I, not being the boss, never got to stab the client with my steely knife or my pointy Windsor Newton. Being one of the "dime for a dozen artists" in my town, I knew that if I did as I really wanted to do, I'd serve jail time and three more talented artists would take my place, because everybody knows, there aren't that many jobs where you actually get to paint for a regular paycheck.
My diabolical boss was sure to let me know that someone had been by with their portfolio sniffing around for a gig, but seldom managed to pass along to me the accolades he received for work I'd done on his behalf.
So you see what I mean. Creativity can be a pain in the psyche, not to mention the ego. I always tried to use my creativity for good, but I had dreams of fashioning a voodoo doll for a number of clients and bosses returning the favor of being a pain in the ass. I don't want to not like people, so I never felt good about all the anger I was experiencing and it colored my creative process and not in an artistic way.
I'd like to tell you how I kept my sanity and sense of humor and my job. I starting using Emotional Freedom Technique to help me eliminate my bottled up rage at my situation and my fear of making an expensive mistake that could cause repercussions that I could do without.
EFT is a type of tapping that you do on certain points of your body, similar to acupuncture, only without the needles, while focused on the emotional upset or problem. The tapping process virtually eliminates the distress one feels before beginning the process.

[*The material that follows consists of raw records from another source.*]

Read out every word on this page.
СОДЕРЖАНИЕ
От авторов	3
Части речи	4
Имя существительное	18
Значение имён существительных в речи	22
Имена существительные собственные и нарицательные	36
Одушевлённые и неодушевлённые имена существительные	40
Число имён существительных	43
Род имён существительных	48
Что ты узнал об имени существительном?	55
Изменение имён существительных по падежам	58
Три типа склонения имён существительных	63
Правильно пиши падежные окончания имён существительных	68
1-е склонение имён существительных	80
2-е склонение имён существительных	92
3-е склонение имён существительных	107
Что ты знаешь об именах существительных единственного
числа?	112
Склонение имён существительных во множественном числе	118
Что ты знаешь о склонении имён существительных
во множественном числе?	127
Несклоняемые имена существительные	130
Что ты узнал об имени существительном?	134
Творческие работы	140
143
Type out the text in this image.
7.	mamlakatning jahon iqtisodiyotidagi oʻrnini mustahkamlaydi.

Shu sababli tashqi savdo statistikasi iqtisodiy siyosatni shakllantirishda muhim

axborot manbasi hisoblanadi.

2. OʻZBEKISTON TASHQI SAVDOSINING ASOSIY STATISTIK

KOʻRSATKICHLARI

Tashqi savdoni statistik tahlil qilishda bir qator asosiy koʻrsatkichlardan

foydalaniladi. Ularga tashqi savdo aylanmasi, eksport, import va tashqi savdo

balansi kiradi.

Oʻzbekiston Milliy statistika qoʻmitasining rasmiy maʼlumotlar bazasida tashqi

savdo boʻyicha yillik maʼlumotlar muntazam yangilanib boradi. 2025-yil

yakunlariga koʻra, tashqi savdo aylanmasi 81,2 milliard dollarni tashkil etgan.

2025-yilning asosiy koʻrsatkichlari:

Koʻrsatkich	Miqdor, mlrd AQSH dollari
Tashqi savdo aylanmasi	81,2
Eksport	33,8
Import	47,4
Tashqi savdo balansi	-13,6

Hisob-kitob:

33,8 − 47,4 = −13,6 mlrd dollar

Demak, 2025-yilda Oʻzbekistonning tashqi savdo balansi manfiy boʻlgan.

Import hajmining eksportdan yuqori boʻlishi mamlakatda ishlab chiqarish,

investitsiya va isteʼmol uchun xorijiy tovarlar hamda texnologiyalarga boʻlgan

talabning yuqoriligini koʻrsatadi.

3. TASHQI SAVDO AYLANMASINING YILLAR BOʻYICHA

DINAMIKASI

I learned to tap when I knew I had an upcoming meeting with a difficult customer to relieve my agitation or my negative expectations of the outcome of the meeting. Meetings started to go smoother. If I had no opportunity to tap prior to the meeting, I would tap on all the negative emotions I wanted to dissipate and then I would be able to go on with my work instead of ruminating on my despair.
It seems odd that this simple routine can make such a big difference in the life of an artist or any person for that matter, but it can. Once I started using it in my creative life, my whole life got better. I use it almost every day even though I no longer work in the evil empire.
Emotional Freedom Technique is a tool every artist should have in her tool box. I want to share this tool because creativity is hard enough. Creativity should be joyful, not painfully difficult.
Imagine easier creativity; with EFT, it exists.